一貫して社会問題をテーマとした作品を発表してきた彼らからすれば、当然の処置だったといえよう。

さて、『ソングス・オブ・イノセンス』と『ソングス・オブ・エクスペリエンス』のそれぞれのタイトルは、イギリスの詩人ウィリアム・ブレイクの詩集“Songs of Innocence and Experience”(『無垢と経験の歌』)にインスパイアされたものだという。

先に発表された『イノセンス』は、U2結成当時に遡り、バンド活動にあたって刺激や影響を受けてきたラモーンズやザ・クラッシュに捧げた曲、バンドを取り囲む人間関係、友情、恋人、家族について解き明かした曲などを収録。“無垢”だった時代を描いた自伝的な作品だった。

今回の『エクスペリエンス』は前作と対照的に、現在のU2を表現している。『ヨシュア・トゥリー』(87年)以後のU2らしいギター・ロックを主体に、モータウン・スタイルのソウル/ファンク的な要素、最近になって影響を受けた音楽展開などを反映させたコンテンポラリーな内容だ。

ゲストとして、ラッパーとして評価の高いケンドリック・ラマーをはじめ、レディー・ガガやジュリアン・レノン、ガールズ・ロック・バンドのハイムがコーラスで参加している。

音楽展開もさることながら、注目されるのはボノが手がけた歌詞である。ボノ自身がそれぞれの曲を書いた背景などを記した文章を公表している。

その中でとくに目に留まったのは、本作の曲を書き始める前、アイルランドの詩人、小説家のブレンダン・ケネリーが立ち向かっていた課題にボノも取り組んだというエピソードだ。それは“文芸の深奥を極めたいなら”という挑発でもあり、“自分が死んだかのように書く”“自我を超越しようという挑戦”でもあった。曲が“ラジオでかかったり、様々なところから流れるころには、自分はこの世にはいないかもしれないという感覚を抱いていた”とも触れている。

ボノはそうした思索の結果、自分が亡くなった後を想定したラヴ・レターとして詞を書くことにした。本作の収録曲は、家族、友人、ファン、自分自身にあてた手紙の形をとったという。

ボノが“パンクなモータウン”と語る「ベスト・シング」、ジ・エッジ独特のギター・リフやシンセサイザーなどによる叙情的な「ランドレディ」は、ボノの妻アリに向けてのものだ。「ザ・ショウマン(リトル・モア・ベター)」や「ザ・リトル・シングス・ザット・ギヴ・ユー・アウェイ」などからはボノ自身のことが思い浮かぶ。

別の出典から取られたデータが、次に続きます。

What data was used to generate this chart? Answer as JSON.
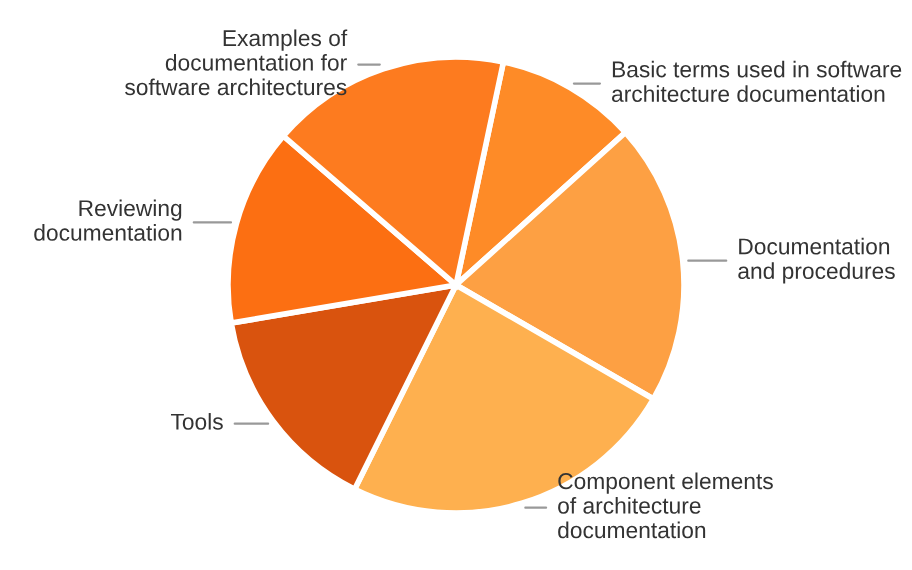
{
  "chart_data": {
    "type": "pie",
    "categories": [
      "Basic terms used in software\narchitecture documentation",
      "Documentation\nand procedures",
      "Component elements\nof architecture\ndocumentation",
      "Tools",
      "Reviewing\ndocumentation",
      "Examples of\ndocumentation for\nsoftware architectures"
    ],
    "values": [
      10,
      20,
      24,
      15,
      14,
      17
    ],
    "colors": [
      "#fe8b27",
      "#fda043",
      "#feb04f",
      "#d9530e",
      "#fc6f12",
      "#fd7b1f"
    ]
  }
}
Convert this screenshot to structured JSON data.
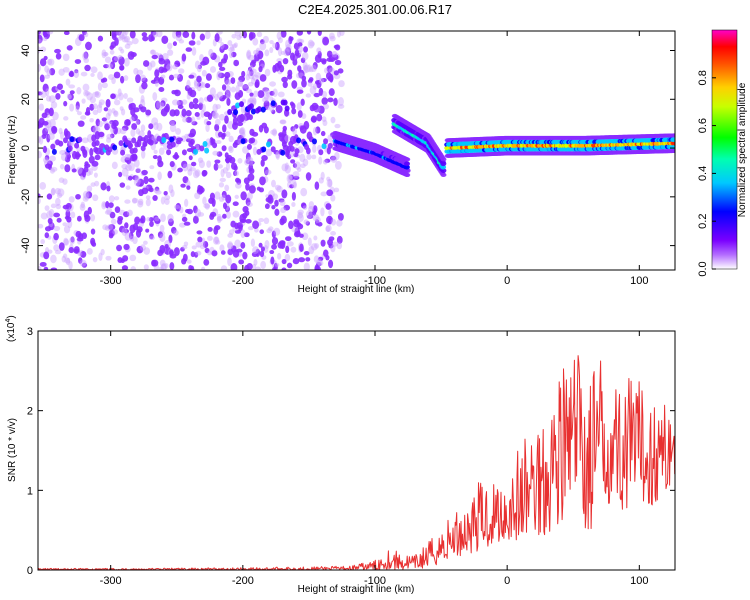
{
  "figure_title": "C2E4.2025.301.00.06.R17",
  "chart_data": [
    {
      "type": "heatmap",
      "title": "C2E4.2025.301.00.06.R17",
      "xlabel": "Height of straight line (km)",
      "ylabel": "Frequency (Hz)",
      "xlim": [
        -355,
        127
      ],
      "ylim": [
        -50,
        48
      ],
      "x_ticks": [
        -300,
        -200,
        -100,
        0,
        100
      ],
      "x_tick_labels": [
        "-300",
        "-200",
        "-100",
        "0",
        "100"
      ],
      "y_ticks": [
        -40,
        -20,
        0,
        20,
        40
      ],
      "y_tick_labels": [
        "-40",
        "-20",
        "0",
        "20",
        "40"
      ],
      "colorbar": {
        "label": "Normalized spectral amplitude",
        "range": [
          0,
          1
        ],
        "ticks": [
          0.0,
          0.2,
          0.4,
          0.6,
          0.8
        ],
        "tick_labels": [
          "0.0",
          "0.2",
          "0.4",
          "0.6",
          "0.8"
        ],
        "colormap": [
          "#ffffff",
          "#6a00ff",
          "#0000ff",
          "#00ffff",
          "#00ff00",
          "#ffff00",
          "#ff8000",
          "#ff0000",
          "#ff00ff"
        ]
      },
      "features": [
        {
          "name": "noise_region",
          "x_range": [
            -355,
            -125
          ],
          "y_range": [
            -50,
            48
          ],
          "level": 0.15
        },
        {
          "name": "band_left",
          "x_range": [
            -355,
            -130
          ],
          "freq": 1,
          "level": 0.3
        },
        {
          "name": "band_descending",
          "points": [
            [
              -130,
              3
            ],
            [
              -100,
              -2
            ],
            [
              -75,
              -8
            ]
          ],
          "level": 0.4
        },
        {
          "name": "band_rising_arm",
          "points": [
            [
              -85,
              10
            ],
            [
              -60,
              2
            ],
            [
              -48,
              -8
            ]
          ],
          "level": 0.5
        },
        {
          "name": "band_right",
          "points": [
            [
              -45,
              0
            ],
            [
              0,
              1
            ],
            [
              60,
              1
            ],
            [
              127,
              2
            ]
          ],
          "level": 0.85
        },
        {
          "name": "patch_upper",
          "points": [
            [
              -210,
              16
            ],
            [
              -165,
              17
            ]
          ],
          "level": 0.4
        }
      ]
    },
    {
      "type": "line",
      "title": "",
      "xlabel": "Height of straight line (km)",
      "ylabel": "SNR (10 * v/v)",
      "y_multiplier": "(x10",
      "y_multiplier_exp": "4",
      "y_multiplier_close": ")",
      "xlim": [
        -355,
        127
      ],
      "ylim": [
        0,
        3
      ],
      "x_ticks": [
        -300,
        -200,
        -100,
        0,
        100
      ],
      "x_tick_labels": [
        "-300",
        "-200",
        "-100",
        "0",
        "100"
      ],
      "y_ticks": [
        0,
        1,
        2,
        3
      ],
      "y_tick_labels": [
        "0",
        "1",
        "2",
        "3"
      ],
      "series": [
        {
          "name": "SNR",
          "color": "#e83030",
          "x": [
            -355,
            -300,
            -200,
            -150,
            -120,
            -100,
            -90,
            -80,
            -70,
            -60,
            -50,
            -40,
            -30,
            -20,
            -10,
            0,
            10,
            20,
            30,
            40,
            50,
            56,
            60,
            70,
            80,
            90,
            100,
            110,
            120,
            127
          ],
          "envelope": [
            0.02,
            0.02,
            0.03,
            0.04,
            0.05,
            0.12,
            0.28,
            0.22,
            0.18,
            0.35,
            0.55,
            0.75,
            0.9,
            1.15,
            1.2,
            1.25,
            1.6,
            1.9,
            2.2,
            2.6,
            2.7,
            3.0,
            2.6,
            2.7,
            2.5,
            2.45,
            2.4,
            2.2,
            2.1,
            2.1
          ],
          "floor": [
            0.0,
            0.0,
            0.0,
            0.0,
            0.0,
            0.0,
            0.01,
            0.0,
            0.01,
            0.03,
            0.08,
            0.15,
            0.2,
            0.25,
            0.3,
            0.35,
            0.35,
            0.4,
            0.45,
            0.6,
            0.8,
            0.9,
            0.25,
            0.8,
            0.85,
            0.7,
            0.85,
            0.8,
            0.95,
            1.2
          ]
        }
      ]
    }
  ]
}
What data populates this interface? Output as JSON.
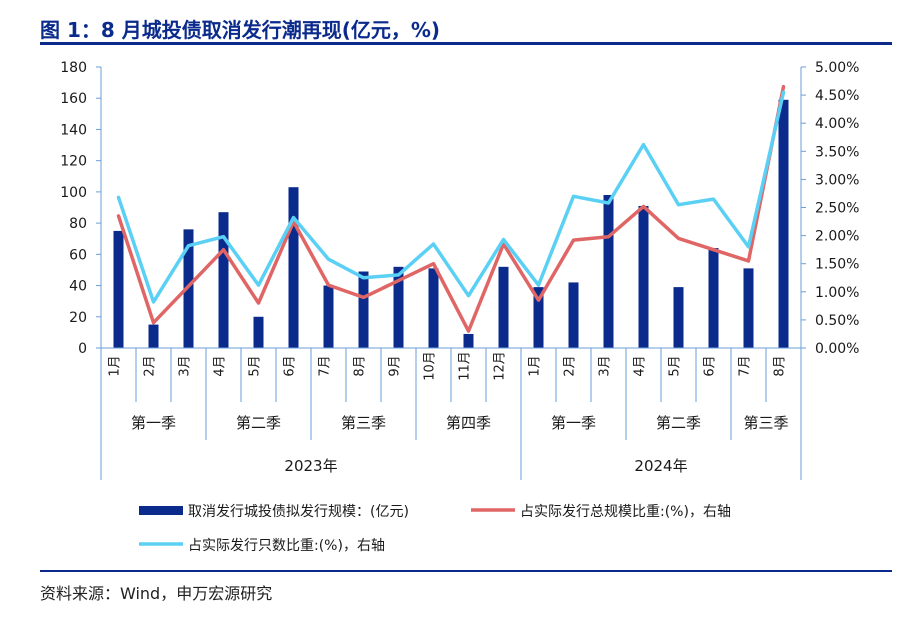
{
  "title": "图 1：8 月城投债取消发行潮再现(亿元，%)",
  "source": "资料来源：Wind，申万宏源研究",
  "chart_data": {
    "type": "bar",
    "categories": [
      "1月",
      "2月",
      "3月",
      "4月",
      "5月",
      "6月",
      "7月",
      "8月",
      "9月",
      "10月",
      "11月",
      "12月",
      "1月",
      "2月",
      "3月",
      "4月",
      "5月",
      "6月",
      "7月",
      "8月"
    ],
    "quarter_groups": [
      {
        "label": "第一季",
        "span": 3
      },
      {
        "label": "第二季",
        "span": 3
      },
      {
        "label": "第三季",
        "span": 3
      },
      {
        "label": "第四季",
        "span": 3
      },
      {
        "label": "第一季",
        "span": 3
      },
      {
        "label": "第二季",
        "span": 3
      },
      {
        "label": "第三季",
        "span": 2
      }
    ],
    "year_groups": [
      {
        "label": "2023年",
        "span": 12
      },
      {
        "label": "2024年",
        "span": 8
      }
    ],
    "series": [
      {
        "name": "取消发行城投债拟发行规模：(亿元)",
        "type": "bar",
        "axis": "left",
        "color": "#0a2a8c",
        "values": [
          75,
          15,
          76,
          87,
          20,
          103,
          40,
          49,
          52,
          51,
          9,
          52,
          39,
          42,
          98,
          91,
          39,
          64,
          51,
          159
        ]
      },
      {
        "name": "占实际发行总规模比重:(%)，右轴",
        "type": "line",
        "axis": "right",
        "color": "#e06666",
        "values": [
          2.35,
          0.45,
          1.1,
          1.75,
          0.8,
          2.25,
          1.12,
          0.9,
          1.2,
          1.5,
          0.3,
          1.85,
          0.85,
          1.92,
          1.98,
          2.52,
          1.95,
          1.75,
          1.55,
          4.65
        ]
      },
      {
        "name": "占实际发行只数比重:(%)，右轴",
        "type": "line",
        "axis": "right",
        "color": "#5ad0f5",
        "values": [
          2.68,
          0.82,
          1.82,
          1.98,
          1.12,
          2.32,
          1.58,
          1.25,
          1.3,
          1.85,
          0.93,
          1.93,
          1.12,
          2.7,
          2.58,
          3.62,
          2.55,
          2.65,
          1.8,
          4.55
        ]
      }
    ],
    "left_axis": {
      "ylim": [
        0,
        180
      ],
      "ticks": [
        "0",
        "20",
        "40",
        "60",
        "80",
        "100",
        "120",
        "140",
        "160",
        "180"
      ]
    },
    "right_axis": {
      "ylim": [
        0,
        5
      ],
      "ticks": [
        "0.00%",
        "0.50%",
        "1.00%",
        "1.50%",
        "2.00%",
        "2.50%",
        "3.00%",
        "3.50%",
        "4.00%",
        "4.50%",
        "5.00%"
      ]
    },
    "grid": false,
    "legend_position": "bottom"
  }
}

「ゲット・アウト・オブ・ユア・オウン・ウェイ」は、“自分で自分の行く手を阻むな、邪魔をするな”と歌うメッセージ・ソングで、歌の最後でケンドリック・ラマーが傲慢な者、スーパースターや金持ちを揶揄する。

ケンドリックが弱者をいじめて嘘をつく者を皮肉る「アメリカン・ソウル」では、トランプ大統領の不法移民、難民、イスラム系の人々への強硬な政策への批判と、寛容な国であったはずのアメリカのあるべき姿への願いが歌われる。

“刺激臭を放つ暗雲が垂れ込めたラヴ・ソング”とボノが記す「サマー・オブ・ラヴ」と「レッド・フラッグ・デイ」は、写真家で映像作家のリチャード・モスによるシリア難民の記録を見たのをきっかけに書いた。前者で“ずっと考えているのは西海岸(ウエスト・コースト)のこと 皆が知っているあの西海岸ではない”と歌われる“西海岸”は、地中海に面したシリアのそれを意味する。後者では遊泳禁止の日の荒れた海に出ていく難民を描いた。

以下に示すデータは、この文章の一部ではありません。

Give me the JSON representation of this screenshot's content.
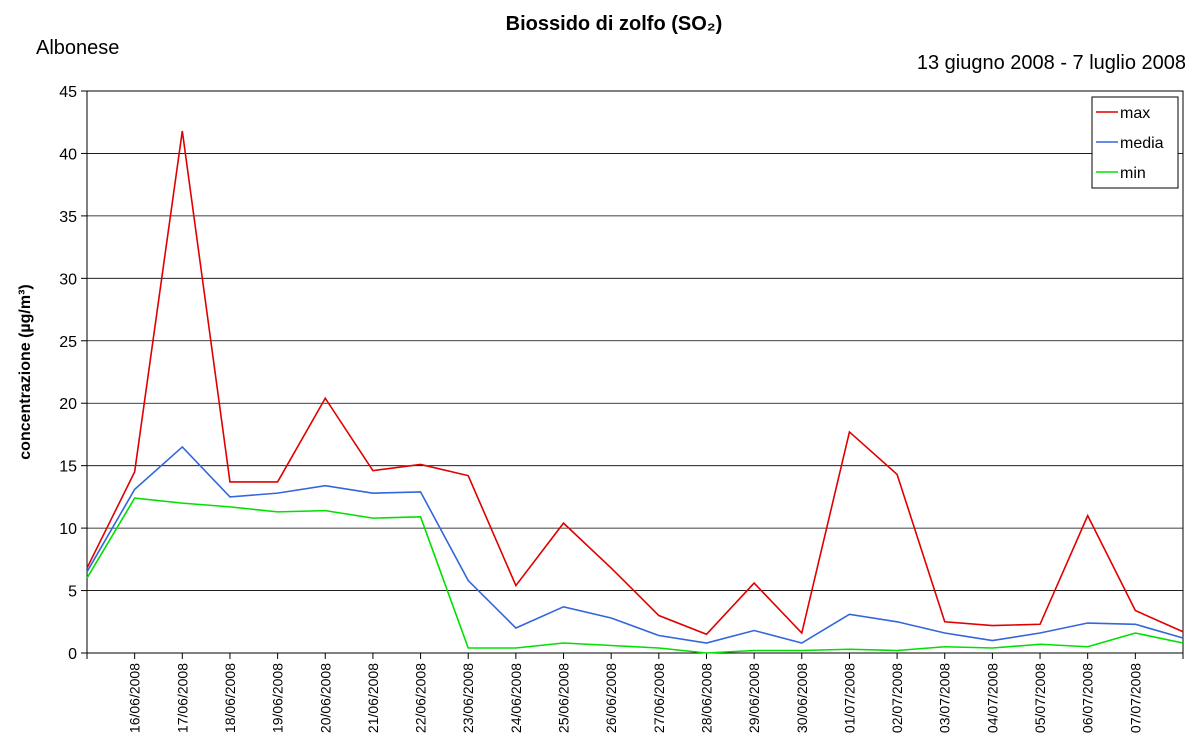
{
  "chart_data": {
    "type": "line",
    "title": "Biossido di zolfo (SO₂)",
    "station": "Albonese",
    "period": "13 giugno 2008 - 7 luglio 2008",
    "y_label": "concentrazione (µg/m³)",
    "categories": [
      null,
      "16/06/2008",
      "17/06/2008",
      "18/06/2008",
      "19/06/2008",
      "20/06/2008",
      "21/06/2008",
      "22/06/2008",
      "23/06/2008",
      "24/06/2008",
      "25/06/2008",
      "26/06/2008",
      "27/06/2008",
      "28/06/2008",
      "29/06/2008",
      "30/06/2008",
      "01/07/2008",
      "02/07/2008",
      "03/07/2008",
      "04/07/2008",
      "05/07/2008",
      "06/07/2008",
      "07/07/2008",
      null
    ],
    "series": [
      {
        "name": "max",
        "color": "#e00000",
        "values": [
          6.8,
          14.5,
          41.8,
          13.7,
          13.7,
          20.4,
          14.6,
          15.1,
          14.2,
          5.4,
          10.4,
          6.8,
          3.0,
          1.5,
          5.6,
          1.6,
          17.7,
          14.3,
          2.5,
          2.2,
          2.3,
          11.0,
          3.4,
          1.7
        ]
      },
      {
        "name": "media",
        "color": "#3366dd",
        "values": [
          6.5,
          13.1,
          16.5,
          12.5,
          12.8,
          13.4,
          12.8,
          12.9,
          5.8,
          2.0,
          3.7,
          2.8,
          1.4,
          0.8,
          1.8,
          0.8,
          3.1,
          2.5,
          1.6,
          1.0,
          1.6,
          2.4,
          2.3,
          1.2
        ]
      },
      {
        "name": "min",
        "color": "#00e000",
        "values": [
          6.0,
          12.4,
          12.0,
          11.7,
          11.3,
          11.4,
          10.8,
          10.9,
          0.4,
          0.4,
          0.8,
          0.6,
          0.4,
          0.0,
          0.2,
          0.2,
          0.3,
          0.2,
          0.5,
          0.4,
          0.7,
          0.5,
          1.6,
          0.8
        ]
      }
    ],
    "ylim": [
      0,
      45
    ],
    "yticks": [
      0,
      5,
      10,
      15,
      20,
      25,
      30,
      35,
      40,
      45
    ],
    "grid": true,
    "legend": "top-right"
  }
}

民主主義の崩壊への憂いを歌う「ザ・ブラックアウト」も含め、社会問題をテーマにした一連の作品のインパクトはU2ならでは。詞を書き直した成果と言えるだろう。

さらにボノは“自らの生にしがみつかざるを得なかった”ことがあったと明らかにしている。実際、16年の末、生死の境をさまよう出来事があったとされるが、冒頭の「ラヴ・イズ・オール・ウィ・ハヴ・レフト」「ライツ・オブ・ホーム」などは、その体験に基づいた曲らしい。

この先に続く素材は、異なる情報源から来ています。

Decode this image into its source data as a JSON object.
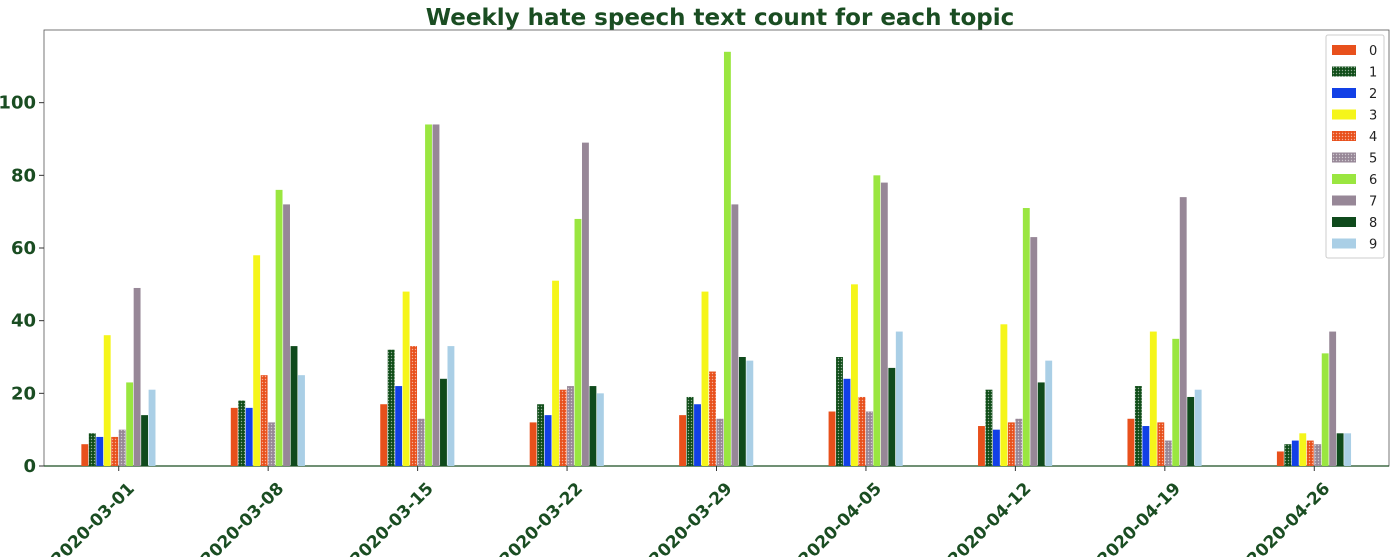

「13(ゼア・イズ・ア・ライト)」での“闇”“光”といった歌詞は“死”と“生”を象徴するかのようだ。最後に“誰かへの曲、僕のような誰かへの”と繰り返され、無垢だったかつてと、経験を経た現在の自身を映し出すとともに、“死”への旅立ちや無垢な存在への回帰、無垢な存在である子どもたちに願いを託した曲でもあると言えそうだ。